04What private valuations actually measure
The WeWork story is often framed as a story about fraud, or about Adam Neumann being an exceptional conman. That's not quite right. Neumann was eccentric and self-dealing, and the S-1 contained genuinely unusual arrangements. But WeWork wasn't a fraud in the usual sense. Its revenue was real, its buildings existed, its members were real members paying real rent. The problem wasn't that the numbers were fake. It was that the valuation was based on a story that the numbers couldn't support, and nobody demanded it until the SEC made them.
Private markets in the 2010s allowed companies to raise enormous amounts of money without the accountability of public disclosure. A founder could build a fifty-billion-dollar valuation through successive private rounds, each priced by a small number of investors who all had reasons to believe the next round would be priced higher.
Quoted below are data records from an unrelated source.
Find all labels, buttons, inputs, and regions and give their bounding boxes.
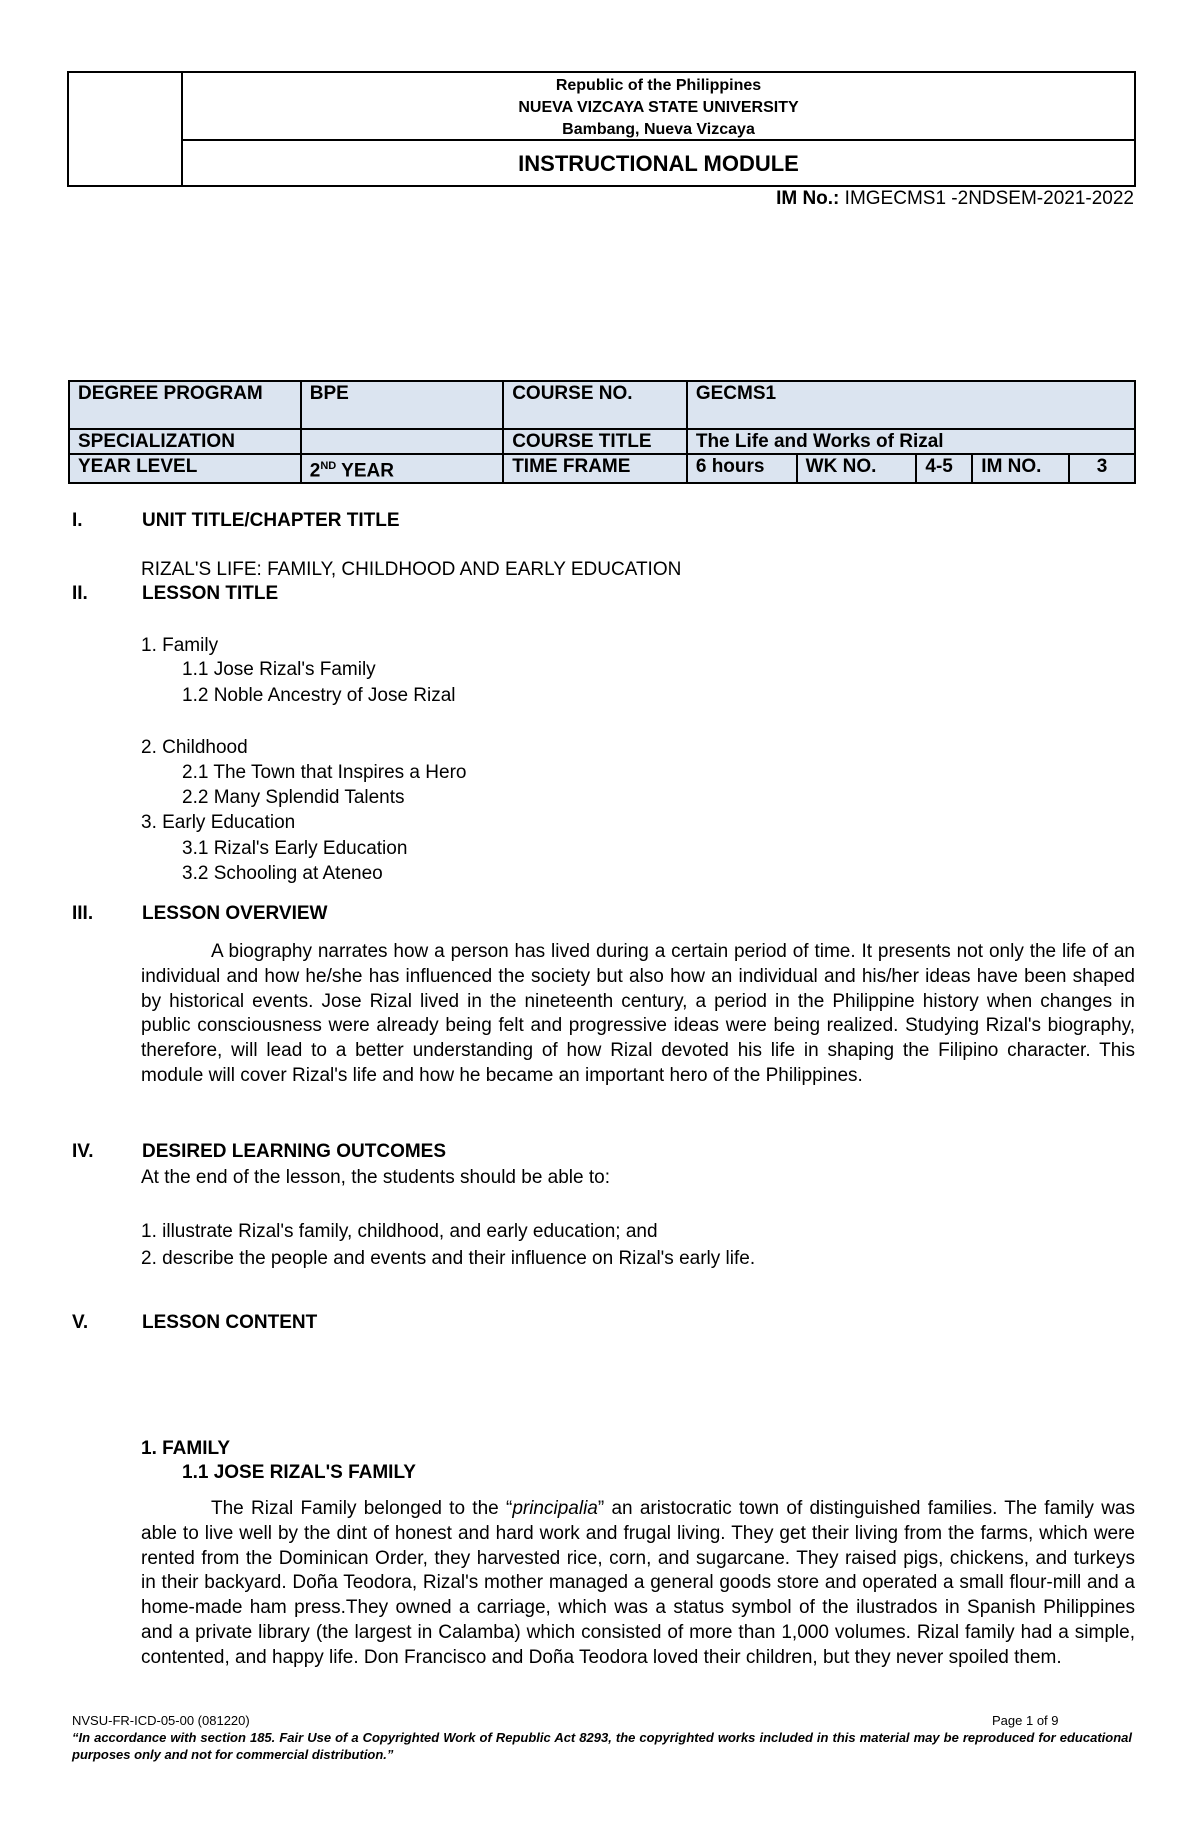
family-paragraph bbox=[141, 1497, 1135, 1671]
section-heading: UNIT TITLE/CHAPTER TITLE bbox=[142, 510, 400, 531]
im-no-label: IM NO. bbox=[972, 454, 1069, 483]
year-number: 2 bbox=[309, 460, 321, 482]
paragraph-italic-term: principalia bbox=[512, 1498, 598, 1519]
im-number-value: IMGECMS1 -2NDSEM-2021-2022 bbox=[839, 188, 1134, 209]
form-code: NVSU-FR-ICD-05-00 (081220) bbox=[72, 1713, 250, 1728]
lesson-subitem: 1.2 Noble Ancestry of Jose Rizal bbox=[182, 685, 456, 706]
outcome-item: 2. describe the people and events and their influence on Rizal's early life. bbox=[141, 1248, 756, 1269]
content-subheading: 1.1 JOSE RIZAL'S FAMILY bbox=[182, 1462, 416, 1483]
paragraph-text: The Rizal Family belonged to the “ bbox=[211, 1498, 513, 1519]
republic-line: Republic of the Philippines bbox=[555, 77, 762, 94]
section-heading: DESIRED LEARNING OUTCOMES bbox=[142, 1141, 447, 1162]
lesson-item: 3. Early Education bbox=[141, 812, 296, 833]
outcome-item: 1. illustrate Rizal's family, childhood, and early education; and bbox=[141, 1221, 658, 1242]
overview-paragraph: A biography narrates how a person has lived during a certain period of time. It presents not only the life of an individual and how he/she has influenced the society but also how an individual and his/her ideas have been shaped by historical events. Jose Rizal lived in the nineteenth century, a period in the Philippine history when changes in public consciousness were already being felt and progressive ideas were being realized. Studying Rizal's biography, therefore, will lead to a better understanding of how Rizal devoted his life in shaping the Filipino character. This module will cover Rizal's life and how he became an important hero of the Philippines. bbox=[141, 941, 1135, 1086]
unit-title-text: RIZAL'S LIFE: FAMILY, CHILDHOOD AND EARLY EDUCATION bbox=[141, 559, 682, 580]
week-no-label: WK NO. bbox=[797, 454, 917, 483]
course-no-value: GECMS1 bbox=[687, 381, 1135, 429]
lesson-subitem: 2.2 Many Splendid Talents bbox=[182, 787, 405, 808]
section-number: II. bbox=[72, 583, 88, 604]
campus-location: Bambang, Nueva Vizcaya bbox=[562, 121, 755, 138]
section-number: IV. bbox=[72, 1141, 94, 1162]
copyright-note: “In accordance with section 185. Fair Use of a Copyrighted Work of Republic Act 8293, the copyrighted works included in this material may be reproduced for educational purposes only and not for commercial distribution.” bbox=[72, 1730, 1132, 1762]
week-no-value: 4-5 bbox=[916, 454, 972, 483]
course-no-label: COURSE NO. bbox=[503, 381, 687, 429]
module-title: INSTRUCTIONAL MODULE bbox=[518, 151, 799, 176]
course-info-table bbox=[68, 380, 1136, 484]
degree-program-value: BPE bbox=[301, 381, 503, 429]
year-level-label: YEAR LEVEL bbox=[69, 454, 301, 483]
lesson-subitem: 2.1 The Town that Inspires a Hero bbox=[182, 762, 467, 783]
logo-cell bbox=[69, 73, 183, 185]
im-no-value: 3 bbox=[1069, 454, 1135, 483]
year-level-value bbox=[301, 454, 503, 483]
section-number: V. bbox=[72, 1312, 89, 1333]
year-suffix: ND bbox=[320, 460, 337, 472]
im-number-label: IM No.: bbox=[776, 188, 840, 209]
course-title-label: COURSE TITLE bbox=[503, 429, 687, 454]
specialization-value bbox=[301, 429, 503, 454]
outcomes-intro: At the end of the lesson, the students should be able to: bbox=[141, 1167, 610, 1188]
lesson-subitem: 3.1 Rizal's Early Education bbox=[182, 838, 408, 859]
lesson-item: 1. Family bbox=[141, 635, 219, 656]
university-name: NUEVA VIZCAYA STATE UNIVERSITY bbox=[518, 99, 799, 116]
im-number bbox=[776, 188, 1134, 210]
year-word: YEAR bbox=[336, 460, 394, 482]
time-frame-value: 6 hours bbox=[687, 454, 797, 483]
paragraph-text: ” an aristocratic town of distinguished families. The family was able to live well by the dint of honest and hard work and frugal living. They get their living from the farms, which were rented from the Dominican Order, they harvested rice, corn, and sugarcane. They raised pigs, chickens, and turkeys in their backyard. Doña Teodora, Rizal's mother managed a general goods store and operated a small flour-mill and a home-made ham press.They owned a carriage, which was a status symbol of the ilustrados in Spanish Philippines and a private library (the largest in Calamba) which consisted of more than 1,000 volumes. Rizal family had a simple, contented, and happy life. Don Francisco and Doña Teodora loved their children, but they never spoiled them. bbox=[141, 1498, 1135, 1668]
table-row bbox=[69, 381, 1135, 429]
page-number: Page 1 of 9 bbox=[992, 1713, 1059, 1728]
degree-program-label: DEGREE PROGRAM bbox=[69, 381, 301, 429]
section-heading: LESSON OVERVIEW bbox=[142, 903, 328, 924]
course-title-value: The Life and Works of Rizal bbox=[687, 429, 1135, 454]
lesson-subitem: 3.2 Schooling at Ateneo bbox=[182, 863, 383, 884]
specialization-label: SPECIALIZATION bbox=[69, 429, 301, 454]
table-row bbox=[69, 454, 1135, 483]
section-heading: LESSON CONTENT bbox=[142, 1312, 318, 1333]
section-heading: LESSON TITLE bbox=[142, 583, 279, 604]
header-box bbox=[67, 71, 1136, 187]
lesson-subitem: 1.1 Jose Rizal's Family bbox=[182, 659, 376, 680]
content-heading: 1. FAMILY bbox=[141, 1438, 231, 1459]
lesson-item: 2. Childhood bbox=[141, 737, 248, 758]
section-number: I. bbox=[72, 510, 83, 531]
section-number: III. bbox=[72, 903, 94, 924]
time-frame-label: TIME FRAME bbox=[503, 454, 687, 483]
institution-block bbox=[183, 73, 1134, 141]
table-row bbox=[69, 429, 1135, 454]
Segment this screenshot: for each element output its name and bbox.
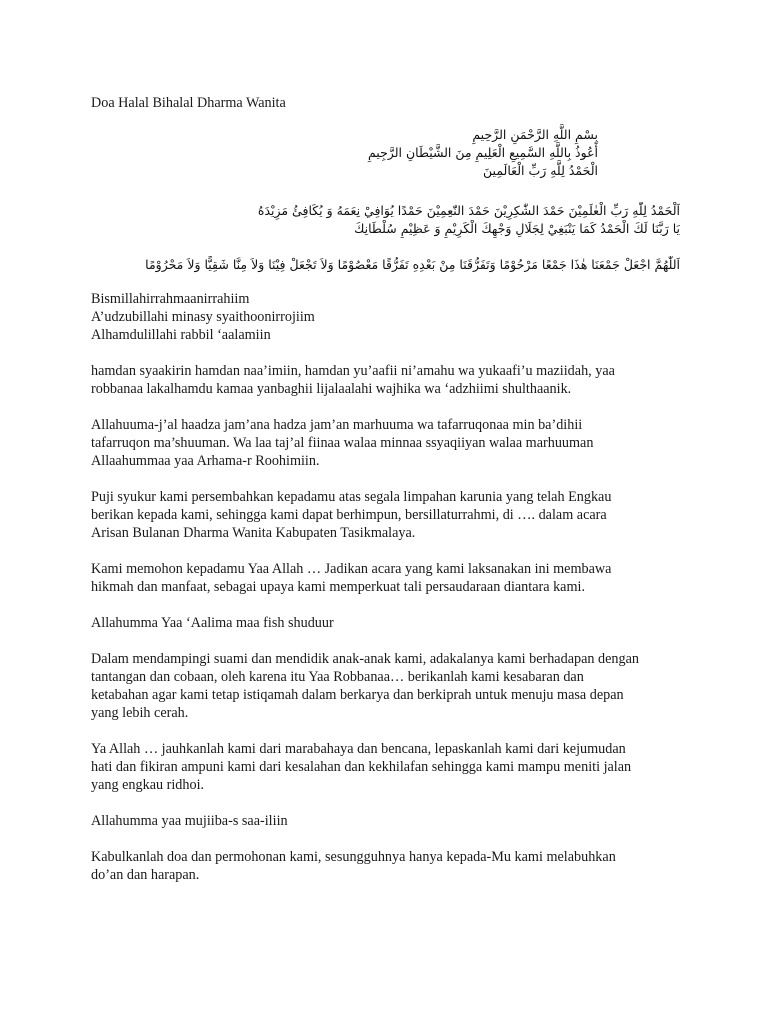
body-paragraph-line: berikan kepada kami, sehingga kami dapat berhimpun, bersillaturrahmi, di …. dalam acara <box>91 507 607 523</box>
body-paragraph-line: yang lebih cerah. <box>91 705 189 721</box>
latin-paragraph-line: tafarruqon ma’shuuman. Wa laa taj’al fiinaa walaa minnaa ssyaqiiyan walaa marhuuman <box>91 435 594 451</box>
body-paragraph-line: Arisan Bulanan Dharma Wanita Kabupaten Tasikmalaya. <box>91 525 416 541</box>
arabic-hamdalah: الْحَمْدُ لِلَّهِ رَبِّ الْعَالَمِينَ <box>483 163 598 178</box>
latin-hamdalah: Alhamdulillahi rabbil ‘aalamiin <box>91 327 271 343</box>
latin-paragraph-line: hamdan syaakirin hamdan naa’imiin, hamdan yu’aafii ni’amahu wa yukaafi’u maziidah, yaa <box>91 363 615 379</box>
body-paragraph-line: Puji syukur kami persembahkan kepadamu atas segala limpahan karunia yang telah Engkau <box>91 489 612 505</box>
arabic-praise-line-2: يَا رَبَّنَا لَكَ الْحَمْدُ كَمَا يَنْبَغِيْ لِجَلَالِ وَجْهِكَ الْكَرِيْمِ وَ عَظِيْمِ سُلْطَانِكَ <box>354 221 680 236</box>
latin-paragraph-line: Allaahummaa yaa Arhama-r Roohimiin. <box>91 453 320 469</box>
body-paragraph-line: Kami memohon kepadamu Yaa Allah … Jadikan acara yang kami laksanakan ini membawa <box>91 561 612 577</box>
arabic-basmalah: بِسْمِ اللَّهِ الرَّحْمَنِ الرَّحِيمِ <box>472 127 598 142</box>
body-paragraph-line: do’an dan harapan. <box>91 867 200 883</box>
arabic-taawudz: أَعُوذُ بِاللَّهِ السَّمِيعِ الْعَلِيمِ مِنَ الشَّيْطَانِ الرَّجِيمِ <box>367 145 598 160</box>
prayer-heading: Allahumma Yaa ‘Aalima maa fish shuduur <box>91 615 334 631</box>
arabic-praise-line-1: اَلْحَمْدُ لِلّٰهِ رَبِّ الْعٰلَمِيْنَ حَمْدَ الشّٰكِرِيْنَ حَمْدَ النّٰعِمِيْنَ حَمْدًا يُوَافِيْ نِعَمَهُ وَ يُكَافِئُ مَزِيْدَهُ <box>257 203 680 218</box>
body-paragraph-line: Kabulkanlah doa dan permohonan kami, sesungguhnya hanya kepada-Mu kami melabuhkan <box>91 849 616 865</box>
body-paragraph-line: hikmah dan manfaat, sebagai upaya kami memperkuat tali persaudaraan diantara kami. <box>91 579 585 595</box>
body-paragraph-line: yang engkau ridhoi. <box>91 777 205 793</box>
latin-paragraph-line: robbanaa lakalhamdu kamaa yanbaghii lijalaalahi wajhika wa ‘adzhiimi shulthaanik. <box>91 381 572 397</box>
body-paragraph-line: Dalam mendampingi suami dan mendidik anak-anak kami, adakalanya kami berhadapan dengan <box>91 651 639 667</box>
arabic-prayer-line: اَللّٰهُمَّ اجْعَلْ جَمْعَنَا هٰذَا جَمْعًا مَرْحُوْمًا وَتَفَرُّقَنَا مِنْ بَعْدِهِ تَفَرُّقًا مَعْصُوْمًا وَلاَ تَجْعَلْ فِيْنَا وَلاَ مِنَّا شَقِيًّا وَلاَ مَحْرُوْمًا <box>145 257 680 272</box>
latin-basmalah: Bismillahirrahmaanirrahiim <box>91 291 250 307</box>
latin-paragraph-line: Allahuuma-j’al haadza jam’ana hadza jam’an marhuuma wa tafarruqonaa min ba’dihii <box>91 417 583 433</box>
body-paragraph-line: hati dan fikiran ampuni kami dari kesalahan dan kekhilafan sehingga kami mampu meniti jalan <box>91 759 632 775</box>
latin-taawudz: A’udzubillahi minasy syaithoonirrojiim <box>91 309 315 325</box>
body-paragraph-line: Ya Allah … jauhkanlah kami dari marabahaya dan bencana, lepaskanlah kami dari kejumudan <box>91 741 626 757</box>
document-title: Doa Halal Bihalal Dharma Wanita <box>91 95 286 111</box>
prayer-heading: Allahumma yaa mujiiba-s saa-iliin <box>91 813 288 829</box>
body-paragraph-line: ketabahan agar kami tetap istiqamah dalam berkarya dan berkiprah untuk menuju masa depan <box>91 687 624 703</box>
body-paragraph-line: tantangan dan cobaan, oleh karena itu Yaa Robbanaa… berikanlah kami kesabaran dan <box>91 669 584 685</box>
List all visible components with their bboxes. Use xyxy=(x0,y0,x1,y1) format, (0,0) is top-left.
There was no outside auditor of the narrative, because the narrative was the asset. WeWork was the most extreme example, but similar dynamics played out at Theranos, at Uber for a long time, at a number of other companies whose valuations looked different once they had to meet public-market scrutiny.
05Conclusion
WeWork was valued at $47 billion in January 2019. By October 2019 it was valued at $8 billion. The company hadn't fundamentally changed in those nine months. What had changed was that it had tried to go public, and in doing so had been required to describe itself in the kind of document that public markets evaluate on their own terms rather than the company's.